Outta Sight Pizza expands to Chinatown, Bettola gets set for opening in the Inner Richmond, and Chronicle critic MacKenzie Chung Fegan pans Tadich Grill but says 60-year-old Scoma's on Fisherman's Wharf is still keeping quality high.

Outta Sight Pizza, which grew from a pop-up in Hayes Valley in recent years to a brick-and-mortar shop on Larkin Street in the Tenderloin, is opening a second slice shop in Chinatown. Eater had the news this week that chef-owner Eric Ehler, who used to work in the kitchen at Mister Jiu's, is opening his new location at 643 Clay Street in Chinatown, and he promises in an Instagram post "This will be a Chinatown pizza shop through and through." Ehler is aiming for a fall opening.

Bettola (343 Clement Street), the new Inner Richmond restaurant from Montesacro Pinseria owner Gianluca Legrottaglie, is set to open May 31, as the Chronicle reports. We first heard about the project back in March, and it's a casual Italian tavola calda, serving ready-made meals like rotisserie chicken, baked pastas, and sheet-pan pizza. The restaurant will have a deli case with meals for takeout as well, and a retail section selling olive oils, vinegars and more. But we get one new added detail: In the dining room, black-and-white Italian films will be projected each night.

ICYMI, there was some big news this week about North Beach's shuttered Park Tavern, which is that former partner in the restaurant James Nicholas is planning to reopen it later this year, with original chef Jen Puccio at the helm, and consulting help from famed New York chef Jonathan Waxman. Nicholas and Puccio continue to operate Marlowe and The Cavalier together, but both had left Park Tavern when it was part of the restaurant portfolio that was divided by Nicholas and ex-wife Anna Weinberg.

Over in the Mission, Bar Agricole is getting ready for a June 4 reopening in its new digs next door to Osito (2875 18th Street). Bar Agricole is shifting to become more of a bar, and it's not clear what kind of food will be offered once it's opened. Osito just announced the launch party, which you can attend if you buy a ticket on Tock — the $45 gets you in and gets you bites made by Osito, but it's still a cash bar for cocktails. As we learned back in March, after Bar Agricole gets rolling again, owner Thad Vogler and chef Will Napoli, who had been the chef at the former Bar Agricole, will be focused on getting their next project open, Bispo, a retooled version of Vogler's former rum bar Obispo, which serve Brazilian-inspired food at the former Lucca Ravioli space on Valencia.
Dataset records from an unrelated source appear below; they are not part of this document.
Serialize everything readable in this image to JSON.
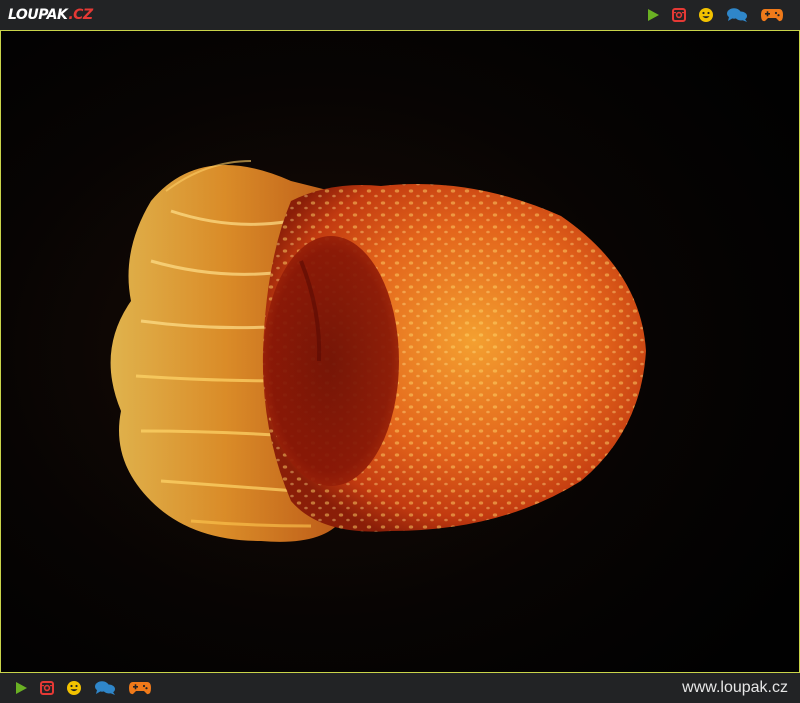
{
  "header": {
    "logo_main": "LOUPAK",
    "logo_suffix": ".CZ",
    "icons": [
      "play-icon",
      "instagram-icon",
      "smiley-icon",
      "chat-icon",
      "gamepad-icon"
    ]
  },
  "photo": {
    "subject": ""
  },
  "footer": {
    "icons": [
      "play-icon",
      "instagram-icon",
      "smiley-icon",
      "chat-icon",
      "gamepad-icon"
    ],
    "site_url": "www.loupak.cz"
  },
  "colors": {
    "bar_bg": "#222325",
    "frame_border": "#c9d44a",
    "play": "#6ab023",
    "instagram": "#e53935",
    "smiley": "#f2c200",
    "chat": "#2f86c9",
    "gamepad": "#f07a1a"
  }
}
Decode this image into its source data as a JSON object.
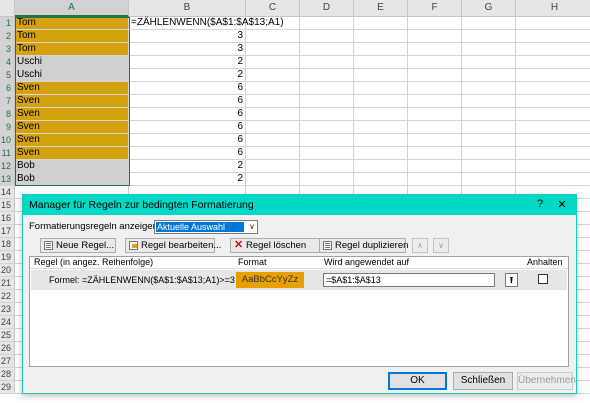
{
  "sheet": {
    "columns": [
      "A",
      "B",
      "C",
      "D",
      "E",
      "F",
      "G",
      "H"
    ],
    "rows": [
      {
        "n": "1",
        "a": "Tom",
        "b": "=ZÄHLENWENN($A$1:$A$13;A1)",
        "hl": "#d4a20e"
      },
      {
        "n": "2",
        "a": "Tom",
        "b": "3",
        "hl": "#d4a20e"
      },
      {
        "n": "3",
        "a": "Tom",
        "b": "3",
        "hl": "#d4a20e"
      },
      {
        "n": "4",
        "a": "Uschi",
        "b": "2",
        "hl": "#d0d0d0"
      },
      {
        "n": "5",
        "a": "Uschi",
        "b": "2",
        "hl": "#d0d0d0"
      },
      {
        "n": "6",
        "a": "Sven",
        "b": "6",
        "hl": "#d4a20e"
      },
      {
        "n": "7",
        "a": "Sven",
        "b": "6",
        "hl": "#d4a20e"
      },
      {
        "n": "8",
        "a": "Sven",
        "b": "6",
        "hl": "#d4a20e"
      },
      {
        "n": "9",
        "a": "Sven",
        "b": "6",
        "hl": "#d4a20e"
      },
      {
        "n": "10",
        "a": "Sven",
        "b": "6",
        "hl": "#d4a20e"
      },
      {
        "n": "11",
        "a": "Sven",
        "b": "6",
        "hl": "#d4a20e"
      },
      {
        "n": "12",
        "a": "Bob",
        "b": "2",
        "hl": "#d0d0d0"
      },
      {
        "n": "13",
        "a": "Bob",
        "b": "2",
        "hl": "#d0d0d0"
      },
      {
        "n": "14",
        "a": "",
        "b": ""
      },
      {
        "n": "15",
        "a": "",
        "b": ""
      },
      {
        "n": "16",
        "a": "",
        "b": ""
      },
      {
        "n": "17",
        "a": "",
        "b": ""
      },
      {
        "n": "18",
        "a": "",
        "b": ""
      },
      {
        "n": "19",
        "a": "",
        "b": ""
      },
      {
        "n": "20",
        "a": "",
        "b": ""
      },
      {
        "n": "21",
        "a": "",
        "b": ""
      },
      {
        "n": "22",
        "a": "",
        "b": ""
      },
      {
        "n": "23",
        "a": "",
        "b": ""
      },
      {
        "n": "24",
        "a": "",
        "b": ""
      },
      {
        "n": "25",
        "a": "",
        "b": ""
      },
      {
        "n": "26",
        "a": "",
        "b": ""
      },
      {
        "n": "27",
        "a": "",
        "b": ""
      },
      {
        "n": "28",
        "a": "",
        "b": ""
      },
      {
        "n": "29",
        "a": "",
        "b": ""
      }
    ],
    "highlight_yellow": "#d4a20e",
    "highlight_gray": "#d0d0d0"
  },
  "dialog": {
    "title": "Manager für Regeln zur bedingten Formatierung",
    "help_label": "?",
    "close_label": "✕",
    "show_rules_label": "Formatierungsregeln anzeigen für:",
    "show_rules_value": "Aktuelle Auswahl",
    "toolbar": {
      "new_rule": "Neue Regel...",
      "edit_rule": "Regel bearbeiten...",
      "delete_rule": "Regel löschen",
      "duplicate_rule": "Regel duplizieren"
    },
    "columns": {
      "rule": "Regel (in angez. Reihenfolge)",
      "format": "Format",
      "applies_to": "Wird angewendet auf",
      "stop": "Anhalten"
    },
    "rule_row": {
      "rule": "Formel: =ZÄHLENWENN($A$1:$A$13;A1)>=3",
      "format_preview": "AaBbCcYyZz",
      "applies_to": "=$A$1:$A$13",
      "stop_checked": false
    },
    "accent_color": "#00d9c6",
    "ok_label": "OK",
    "close_button_label": "Schließen",
    "apply_label": "Übernehmen"
  }
}
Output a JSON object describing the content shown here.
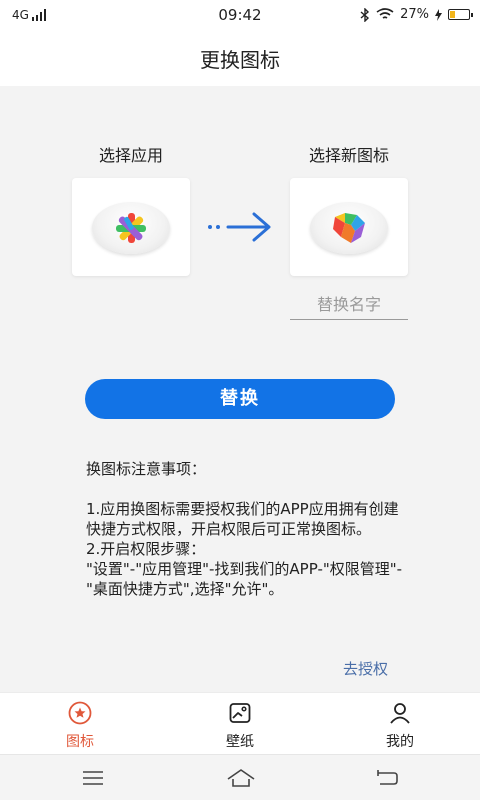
{
  "status_bar": {
    "network": "4G",
    "time": "09:42",
    "battery": "27%",
    "battery_level": 0.27,
    "icons": [
      "signal-bars-icon",
      "bluetooth-icon",
      "wifi-icon",
      "charging-bolt-icon",
      "battery-icon"
    ]
  },
  "header": {
    "title": "更换图标"
  },
  "select_app": {
    "label": "选择应用",
    "icon": "app-logo-icon"
  },
  "select_new_icon": {
    "label": "选择新图标",
    "icon": "new-app-icon"
  },
  "rename": {
    "placeholder": "替换名字",
    "value": ""
  },
  "replace_button": {
    "label": "替换"
  },
  "notes": {
    "title": "换图标注意事项：",
    "body": "1.应用换图标需要授权我们的APP应用拥有创建快捷方式权限，开启权限后可正常换图标。\n2.开启权限步骤：\n\"设置\"-\"应用管理\"-找到我们的APP-\"权限管理\"-\"桌面快捷方式\",选择\"允许\"。"
  },
  "authorize_link": "去授权",
  "tabs": [
    {
      "label": "图标",
      "icon": "star-circle-icon",
      "active": true
    },
    {
      "label": "壁纸",
      "icon": "wallpaper-icon",
      "active": false
    },
    {
      "label": "我的",
      "icon": "person-icon",
      "active": false
    }
  ],
  "colors": {
    "accent": "#1273e6",
    "active_tab": "#e0583a",
    "link": "#4a6ea8",
    "battery": "#f2b51b",
    "background": "#f3f3f3"
  },
  "system_nav": [
    "menu-icon",
    "home-icon",
    "back-icon"
  ]
}
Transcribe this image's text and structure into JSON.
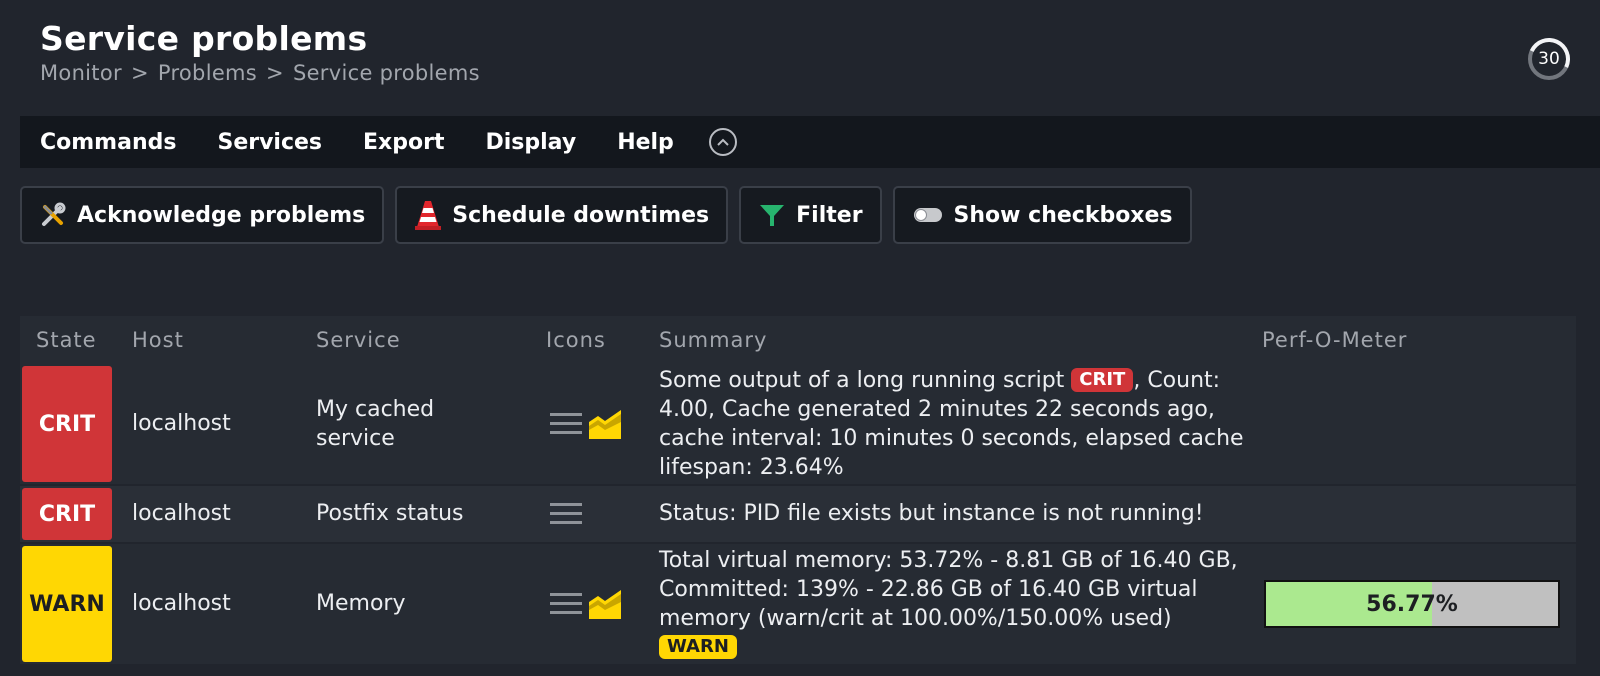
{
  "page": {
    "title": "Service problems",
    "breadcrumb": [
      "Monitor",
      "Problems",
      "Service problems"
    ],
    "refresh_seconds": "30"
  },
  "menubar": {
    "items": [
      "Commands",
      "Services",
      "Export",
      "Display",
      "Help"
    ]
  },
  "toolbar": {
    "acknowledge": "Acknowledge problems",
    "downtimes": "Schedule downtimes",
    "filter": "Filter",
    "checkboxes": "Show checkboxes"
  },
  "table": {
    "headers": [
      "State",
      "Host",
      "Service",
      "Icons",
      "Summary",
      "Perf-O-Meter"
    ],
    "rows": [
      {
        "state": "CRIT",
        "state_color": "#d03538",
        "host": "localhost",
        "service": "My cached service",
        "icons": [
          "menu-icon",
          "graph-icon"
        ],
        "summary_pre": "Some output of a long running script",
        "summary_badge": "CRIT",
        "summary_post": ", Count: 4.00, Cache generated 2 minutes 22 seconds ago, cache interval: 10 minutes 0 seconds, elapsed cache lifespan: 23.64%",
        "perf": ""
      },
      {
        "state": "CRIT",
        "state_color": "#d03538",
        "host": "localhost",
        "service": "Postfix status",
        "icons": [
          "menu-icon"
        ],
        "summary": "Status: PID file exists but instance is not running!",
        "perf": ""
      },
      {
        "state": "WARN",
        "state_color": "#ffd703",
        "host": "localhost",
        "service": "Memory",
        "icons": [
          "menu-icon",
          "graph-icon"
        ],
        "summary_pre": "Total virtual memory: 53.72% - 8.81 GB of 16.40 GB, Committed: 139% - 22.86 GB of 16.40 GB virtual memory (warn/crit at 100.00%/150.00% used)",
        "summary_badge": "WARN",
        "perf_label": "56.77%",
        "perf_value": 56.77
      }
    ]
  },
  "colors": {
    "crit": "#d03538",
    "warn": "#ffd703",
    "perf_fill": "#abe98f"
  }
}
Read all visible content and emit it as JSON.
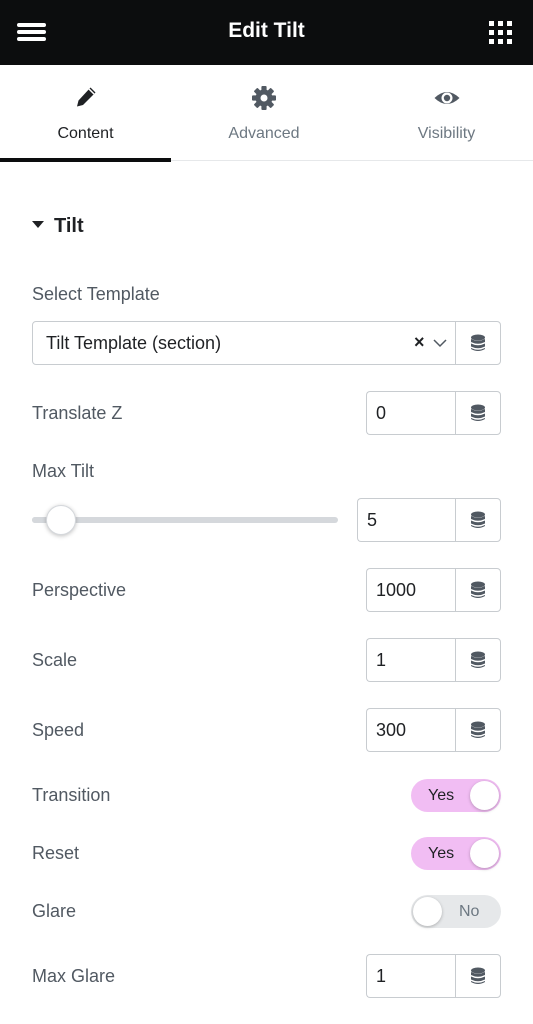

Longtime scenic date-night spot Presidio Social Club, which had operated out of a former barracks on the former military base for 18 years, shut its doors for good to weeks ago. As the Chronicle reports, owner Ray Tang says that operating a restaurant of that size was "no longer tenable" in the city, and he he hopes to perhaps open something smaller in a different location at some point.

We're just learning that the founders of Sightglass Coffee, one of SF's most respected small roasteries, stepped down from their roles at the business earlier this year. SFGate picked up the news from coffee publication Sprudge that brothers Jerad and Justin Morrison have moved on to "pursue other endeavors," and Sharon Healy, a former national account executive at Starbucks, has taken over as CEO.

Chronicle critic MacKenzie Chung Fegan filed a Thursday review this week of the 175-year-old Tadich Grill, on the occasion of the restaurant's 175th birthday — but her opinion of the place was less than celebratory. She balks at a server referring to another, poor-tipping patron as a "fat slob," and balks at the cafeteria-like steamed vegetables and sometimes uncooked steak fries that come with most of the seafood entrees. She has nothing to say about the famed cioppino, but she'd go back for the retro shrimp and crab bake "a la Monza." Also, unforgiveably she says, the Martinis don't come especially cold.

Chung Fegan had better things to say about Scoma's at the Wharf, which is not as old as Tadich by a century and change, but is nonetheless just as nostalgic and has seasoned waitstaff who wear white jackets. The martinis here are perfectly chilled, she says, and all the seafood dishes are thoughtfully prepared, with complementary and seasonally appropriate sides. "While it may not be the most groundbreaking food in town, it’s notable that a restaurant with this amount of history doesn’t phone it in," Chung Fegan writes.